Strategically grow OR cases

OR software enabled by advanced machine learning (AI category) and behavioral sciences can intelligently automate manual planning processes. It can account for many variables at once: which surgeons prefer Tuesday mornings or typically need longer operating times, which require a robotic room, how many days of turnaround time each surgeon typically needs, how often a surgeon starts procedures with delay and which surgeons perform the procedures that represent the highest value to the hospital. It can store and analyze more information than even the most experienced human planner.

This intelligence allows the system to identify the optimal surgeon for a particular slot and automatically connect to his schedule, just as an online retailer can look at the buying habits of millions of customers and recommend products with sometimes eerie accuracy. If that surgeon cannot use the slot, the scheduler clicks the corresponding button and the system moves to the next one in the list. No more random hit or miss, no more first come, first served, no more manually calling to find a case.

Surgeon planners can also tap into the system through a search function that works like an online travel booking site that shows the best flight options in seconds. They enter multiple search criteria (time of day, case type, length of procedure, room type, preferred location) and receive a list of slots that are the best fit. Especially for independent practices, when it is so easy for surgeon schedulers to find available operating times, they will contact the hospital first using this software and save themselves the hassle of calling other facilities.

Gain market share

According to a recent survey by The Health Management Academy, 86% of health system executives say that increasing referrals and reducing churn is important or extremely important to increasing surgery revenue. In general, there are three ways to achieve these goals, depending on the hospital’s market characteristics, current services and strategic plan:

  • Identify the doctors who refer patients to surgeons – and which other surgeons they refer patients to. Surgeons can use this information to see where they may be losing referrals and take steps to strengthen their relationships with referring physicians.
  • See common usage patterns for “splitters”. What other equipment do they use, how often, and for what procedures? Armed with this information, surgical leaders can offer to block time or modify the time they already have to encourage surgeons to stay at their hospitals and also discover what other factors might make other sites more attractive.
  • Identify surgeons who perform the types of procedures surgery leaders want to attract to their hospitals and see where they are performing those procedures now. This information gives administrators a starting point to analyze how to reach these valuable surgeons and what to do to attract them.

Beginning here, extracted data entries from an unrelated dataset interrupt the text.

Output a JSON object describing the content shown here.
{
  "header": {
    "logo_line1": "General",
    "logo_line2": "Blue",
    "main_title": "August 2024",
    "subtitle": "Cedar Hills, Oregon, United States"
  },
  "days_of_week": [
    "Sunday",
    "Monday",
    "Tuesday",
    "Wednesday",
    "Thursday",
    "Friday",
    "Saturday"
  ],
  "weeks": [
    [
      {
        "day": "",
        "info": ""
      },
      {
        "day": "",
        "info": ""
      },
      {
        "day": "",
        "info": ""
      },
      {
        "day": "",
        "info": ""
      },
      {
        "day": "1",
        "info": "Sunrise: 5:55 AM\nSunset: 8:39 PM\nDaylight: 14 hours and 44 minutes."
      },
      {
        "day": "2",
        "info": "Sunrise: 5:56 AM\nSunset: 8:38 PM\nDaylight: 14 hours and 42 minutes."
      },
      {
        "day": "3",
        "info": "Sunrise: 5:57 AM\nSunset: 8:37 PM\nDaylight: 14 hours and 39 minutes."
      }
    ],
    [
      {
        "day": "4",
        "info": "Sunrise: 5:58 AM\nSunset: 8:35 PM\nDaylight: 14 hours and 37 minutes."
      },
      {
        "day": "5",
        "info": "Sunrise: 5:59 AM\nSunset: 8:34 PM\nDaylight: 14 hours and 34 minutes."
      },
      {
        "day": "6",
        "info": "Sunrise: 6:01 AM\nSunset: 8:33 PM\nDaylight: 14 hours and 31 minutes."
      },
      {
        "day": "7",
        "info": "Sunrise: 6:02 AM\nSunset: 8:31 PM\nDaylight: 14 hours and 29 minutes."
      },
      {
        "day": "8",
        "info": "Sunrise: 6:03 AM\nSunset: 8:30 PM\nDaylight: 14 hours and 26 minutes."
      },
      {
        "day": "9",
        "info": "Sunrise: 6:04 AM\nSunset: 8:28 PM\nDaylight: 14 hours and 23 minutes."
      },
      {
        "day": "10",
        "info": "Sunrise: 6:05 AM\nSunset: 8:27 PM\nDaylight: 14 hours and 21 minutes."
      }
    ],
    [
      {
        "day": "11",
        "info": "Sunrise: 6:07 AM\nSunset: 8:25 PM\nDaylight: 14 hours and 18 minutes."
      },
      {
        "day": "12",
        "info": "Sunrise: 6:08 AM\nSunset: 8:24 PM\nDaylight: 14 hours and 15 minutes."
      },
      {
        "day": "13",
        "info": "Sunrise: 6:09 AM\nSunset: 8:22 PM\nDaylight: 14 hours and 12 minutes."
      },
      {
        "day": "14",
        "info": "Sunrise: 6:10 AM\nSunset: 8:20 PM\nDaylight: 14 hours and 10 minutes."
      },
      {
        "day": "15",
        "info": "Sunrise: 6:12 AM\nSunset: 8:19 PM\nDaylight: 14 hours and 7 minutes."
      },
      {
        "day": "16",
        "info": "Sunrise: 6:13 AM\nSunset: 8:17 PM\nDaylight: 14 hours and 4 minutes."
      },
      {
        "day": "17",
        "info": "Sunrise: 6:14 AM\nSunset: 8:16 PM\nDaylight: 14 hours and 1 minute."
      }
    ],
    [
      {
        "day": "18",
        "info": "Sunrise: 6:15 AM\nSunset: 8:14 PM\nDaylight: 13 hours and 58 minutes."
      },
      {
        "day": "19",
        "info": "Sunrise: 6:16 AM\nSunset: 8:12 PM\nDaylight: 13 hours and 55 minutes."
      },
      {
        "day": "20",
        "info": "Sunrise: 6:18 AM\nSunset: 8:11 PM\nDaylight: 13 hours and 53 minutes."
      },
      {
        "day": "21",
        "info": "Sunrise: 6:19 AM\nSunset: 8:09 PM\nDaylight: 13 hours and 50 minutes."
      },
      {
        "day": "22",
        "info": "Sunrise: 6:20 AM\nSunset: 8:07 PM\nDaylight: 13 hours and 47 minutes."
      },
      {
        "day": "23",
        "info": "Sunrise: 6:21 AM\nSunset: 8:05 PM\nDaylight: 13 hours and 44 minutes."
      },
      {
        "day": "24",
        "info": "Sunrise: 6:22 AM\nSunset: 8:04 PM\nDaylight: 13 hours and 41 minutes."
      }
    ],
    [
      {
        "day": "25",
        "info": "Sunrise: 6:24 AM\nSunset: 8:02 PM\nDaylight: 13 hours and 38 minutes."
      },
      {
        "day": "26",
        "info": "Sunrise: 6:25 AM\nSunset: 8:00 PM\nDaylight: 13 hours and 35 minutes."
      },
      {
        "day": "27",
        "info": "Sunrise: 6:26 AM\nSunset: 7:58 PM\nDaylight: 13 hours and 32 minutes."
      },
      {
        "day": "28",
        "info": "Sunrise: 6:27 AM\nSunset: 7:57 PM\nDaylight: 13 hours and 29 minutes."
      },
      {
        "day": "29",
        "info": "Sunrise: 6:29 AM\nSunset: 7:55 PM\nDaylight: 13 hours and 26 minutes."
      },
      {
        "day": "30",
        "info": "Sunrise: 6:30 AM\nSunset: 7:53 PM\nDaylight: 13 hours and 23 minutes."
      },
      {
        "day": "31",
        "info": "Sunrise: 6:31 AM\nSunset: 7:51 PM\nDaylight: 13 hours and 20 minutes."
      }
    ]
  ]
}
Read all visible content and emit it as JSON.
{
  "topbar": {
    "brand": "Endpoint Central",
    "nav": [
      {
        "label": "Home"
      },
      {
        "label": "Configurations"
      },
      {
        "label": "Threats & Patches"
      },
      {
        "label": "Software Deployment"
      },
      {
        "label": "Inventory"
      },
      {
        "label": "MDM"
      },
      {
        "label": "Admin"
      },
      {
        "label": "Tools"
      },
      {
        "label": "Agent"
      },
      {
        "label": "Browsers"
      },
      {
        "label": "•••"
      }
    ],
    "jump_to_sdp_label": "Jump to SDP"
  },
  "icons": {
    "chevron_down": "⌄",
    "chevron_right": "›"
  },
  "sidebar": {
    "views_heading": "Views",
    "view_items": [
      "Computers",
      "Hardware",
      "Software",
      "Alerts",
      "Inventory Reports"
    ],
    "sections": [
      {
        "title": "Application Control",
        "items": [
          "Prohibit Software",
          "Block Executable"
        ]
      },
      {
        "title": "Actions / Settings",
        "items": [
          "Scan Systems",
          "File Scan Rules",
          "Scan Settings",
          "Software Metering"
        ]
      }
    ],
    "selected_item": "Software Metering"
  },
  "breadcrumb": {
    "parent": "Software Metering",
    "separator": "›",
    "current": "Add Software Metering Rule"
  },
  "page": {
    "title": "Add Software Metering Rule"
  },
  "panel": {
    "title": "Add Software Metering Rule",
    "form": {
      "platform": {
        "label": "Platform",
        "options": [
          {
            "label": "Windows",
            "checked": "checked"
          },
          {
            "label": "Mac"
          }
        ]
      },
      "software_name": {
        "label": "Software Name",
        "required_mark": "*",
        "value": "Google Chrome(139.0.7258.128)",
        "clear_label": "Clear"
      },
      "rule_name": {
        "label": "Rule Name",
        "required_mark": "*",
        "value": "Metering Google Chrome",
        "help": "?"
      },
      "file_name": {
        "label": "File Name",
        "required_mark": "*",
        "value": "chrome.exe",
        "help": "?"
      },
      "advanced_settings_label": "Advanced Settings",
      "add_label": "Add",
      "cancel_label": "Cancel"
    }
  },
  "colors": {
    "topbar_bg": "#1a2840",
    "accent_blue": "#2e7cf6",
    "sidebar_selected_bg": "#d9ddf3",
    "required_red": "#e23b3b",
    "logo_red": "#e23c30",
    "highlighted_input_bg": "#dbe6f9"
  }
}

To obtain these capabilities, claims data from multiple clearinghouses are combined and then stripped of identifying information to protect patient privacy. Even when we don’t know the identity of individual patients, a process called “tokenization” allows records to be linked together by the same patient, creating a detailed picture of their care journey across multiple providers. Machine learning is then applied to fill in any gaps and improve the accuracy of the data. Surgical leaders can then identify practice and referral patterns: which surgeons perform what types of procedures and which primary care physicians refer patients to those surgeons.

Manual processes and inadequate analytics often prevent hospitals from meeting OR revenue and utilization goals. By leveraging automation, behavioral sciences, and comprehensive real-world data, hospitals can unlock the full potential of their operational enterprises and drive perioperative growth.